Stop this war!
March 21, 2003 | Page 1
THE MOST powerful military machine the world has ever known plans to lay waste to one of the poorest and most desperate places on earth. More than 1 million Iraqis are dead after a decade of U.S. warfare--both military and economic.
But that's not enough for Washington. The madmen in the White House want to launch a new war that could equal this death toll in a matter of months, not years--killed not only by U.S. bombs, but the refugee and food crisis that is certain to follow.
To give Iraqis a signal of the living hell they will suffer through, the Pentagon unveiled its latest weapon of mass destruction last week--the Massive Ordnance Air Blast (MOAB), a 21,500-pound bomb with the destructive power of a small nuclear weapon.
At one of his press conferences, Defense Secretary Donald Rumsfeld casually described its operational uses. But more important, he said, was the psychological impact. "The goal is to have the capabilities of the coalition so clear and so obvious that there is an enormous disincentive for the Iraqi military to fight," Rumsfeld told reporters.
And these people dare to claim that they're fighting terrorism? What word other than "terror" can describe the reason for testing the MOAB bomb? What other word can describe the Bush administration's "Shock and Awe" strategy of using overwhelming force against a defenseless country? Or the flood of tens of thousands of refugees trying to flee the country before the bombing started--only to be stopped at the shutdown borders?
The real terrorists are running the U.S. government. If the U.S. assault on Iraq goes as planned, American troops will smash into Iraq in a matter of days. And the U.S. corporate media--which so breathlessly welcomed the test of the MOAB bomb--will celebrate this cruel "victory," no matter what the cost.

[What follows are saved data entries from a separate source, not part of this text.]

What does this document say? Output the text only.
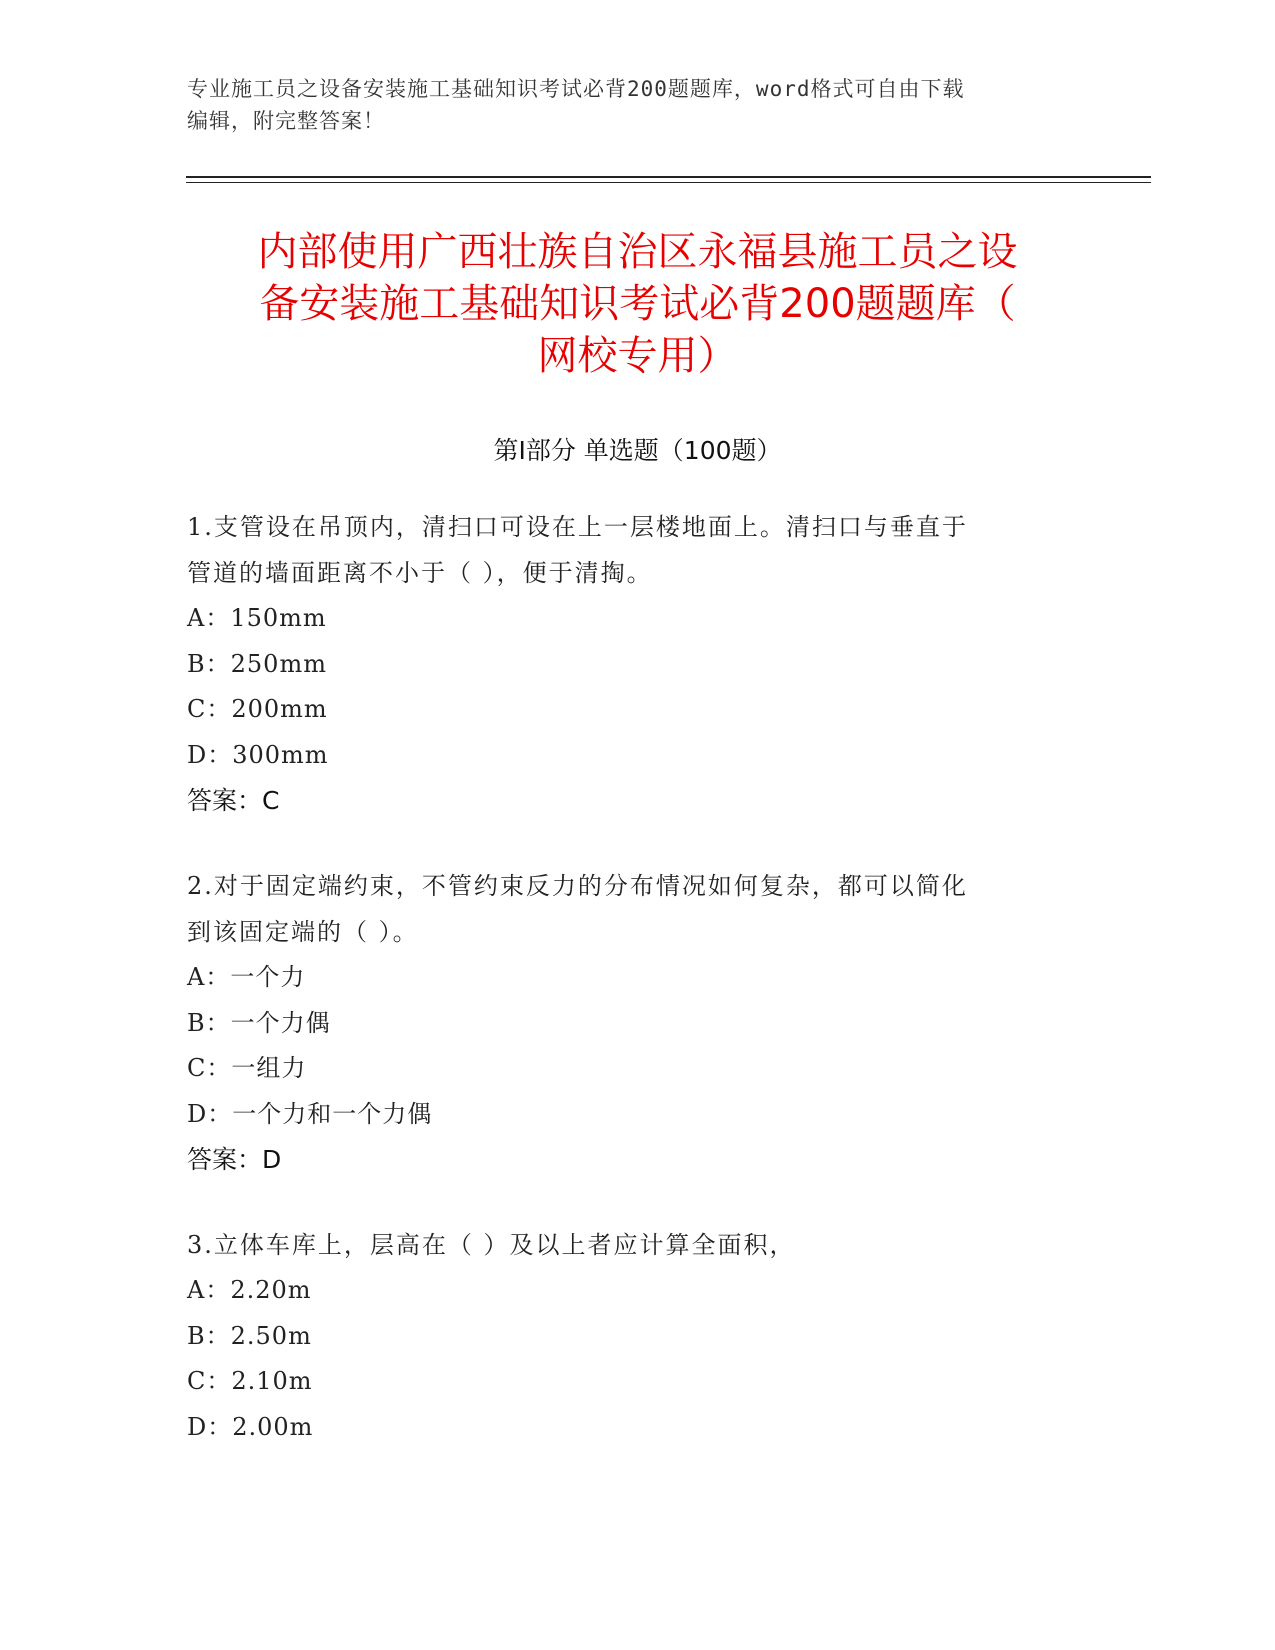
专业施工员之设备安装施工基础知识考试必背200题题库，word格式可自由下载
编辑，附完整答案！
内部使用广西壮族自治区永福县施工员之设
备安装施工基础知识考试必背200题题库（
网校专用）
第Ⅰ部分 单选题（100题）
1.支管设在吊顶内，清扫口可设在上一层楼地面上。清扫口与垂直于
管道的墙面距离不小于（ ），便于清掏。
A：150mm
B：250mm
C：200mm
D：300mm
答案：C
2.对于固定端约束，不管约束反力的分布情况如何复杂，都可以简化
到该固定端的（ ）。
A：一个力
B：一个力偶
C：一组力
D：一个力和一个力偶
答案：D
3.立体车库上，层高在（ ）及以上者应计算全面积，
A：2.20m
B：2.50m
C：2.10m
D：2.00m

But don't be fooled. "[W]hen pictures of exhausted Iraqis greeting their 'liberation' are flashed around the world," wrote antiwar journalist John Pilger, "remember the faces that will be missing in the crowds--not only those of the children bombed and disposed of as 'collateral damage,' but more than 1 million faces declared expendable by the economic embargo Remember the words of President Clinton's then-representative at the United Nations, Madeleine Albright, when she was asked if the price of 500,000 Iraqi children [dead] was a price worth paying for the embargo. 'The price, we think, is worth it,' she said."
We have to respond now to the horror they're inflicting on Iraq with a resounding message: This war must be stopped--now!